Sometime later, Jackson will tell the two sides what he thinks the law says about Microsoft's actions.  If necessary, both sides will have a chance to recommend penalties a month or more after they finish with their legal argument in January.

Government lawyers continue to rebuff questions about possible future remedies. "Premature" was the word repeatedly used by U.S. Attorney General Janet Reno, Assistant Attorney Joel Klein and Connecticut Attorney General Richard Blumenthal Friday night.

But legal experts say Friday's unexpectedly harsh and sweeping "findings of fact" have made the so-called antitrust "death penalty" more acceptable.

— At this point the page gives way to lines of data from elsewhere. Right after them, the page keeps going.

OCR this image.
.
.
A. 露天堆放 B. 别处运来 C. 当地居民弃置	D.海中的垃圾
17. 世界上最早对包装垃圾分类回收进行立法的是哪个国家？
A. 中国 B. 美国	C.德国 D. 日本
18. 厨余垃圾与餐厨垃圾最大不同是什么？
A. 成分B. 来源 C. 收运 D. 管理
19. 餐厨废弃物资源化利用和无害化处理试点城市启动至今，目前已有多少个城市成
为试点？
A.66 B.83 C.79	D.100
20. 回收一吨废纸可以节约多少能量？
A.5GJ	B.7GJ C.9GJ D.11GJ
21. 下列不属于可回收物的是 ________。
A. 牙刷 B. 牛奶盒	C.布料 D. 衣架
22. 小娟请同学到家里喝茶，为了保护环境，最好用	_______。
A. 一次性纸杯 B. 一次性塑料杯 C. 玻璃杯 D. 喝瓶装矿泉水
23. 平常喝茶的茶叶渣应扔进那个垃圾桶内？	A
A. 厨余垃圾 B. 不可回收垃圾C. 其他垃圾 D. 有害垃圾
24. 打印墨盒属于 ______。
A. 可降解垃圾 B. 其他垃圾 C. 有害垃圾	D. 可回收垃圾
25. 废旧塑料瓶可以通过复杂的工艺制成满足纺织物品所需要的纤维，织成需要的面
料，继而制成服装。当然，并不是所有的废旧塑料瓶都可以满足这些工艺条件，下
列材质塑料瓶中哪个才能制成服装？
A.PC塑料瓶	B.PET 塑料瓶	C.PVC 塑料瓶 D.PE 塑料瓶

In a ruling that stretched for 207 pages, Jackson cited not 10 or 20 but literally hundreds of facts he determined in the course of the 67-day trial.

All but one of those 412 statements went against Microsoft or were at best neutral to its defense. Indeed, the judge adopted nearly every major point pushed by the government and dozens that appeared around the periphery.

Each side will have to weigh those words as it faces the December deadline. Although Jackson has set no date for his final ruling, legal analysts say another four to six weeks after Dec. 5 seems about right. Those "conclusions of law" will spell out in specific detail which laws -- if any -- Jackson believes Microsoft has broken, and how.

In addition to his legal conclusions, Jackson must at some point decide what penalty he will assess against Microsoft. He could do that at the same time he delivers his conclusions of law.

But Jackson will likely be as thorough in reaching conclusions of law as he was in reaching his findings of fact, Lande says. That means he will likely give both sides time to present economic arguments for and against breakup, regulation or both.

The entire process could be done with one economic witness and one set of briefs from each side. That could yield a judgment sometime in the spring. More witnesses and more briefs would push the decision off by several months or more.

From there, barring a settlement, the case will likely head to the federal appeals court in Washington, D.C., and then to the Supreme Court.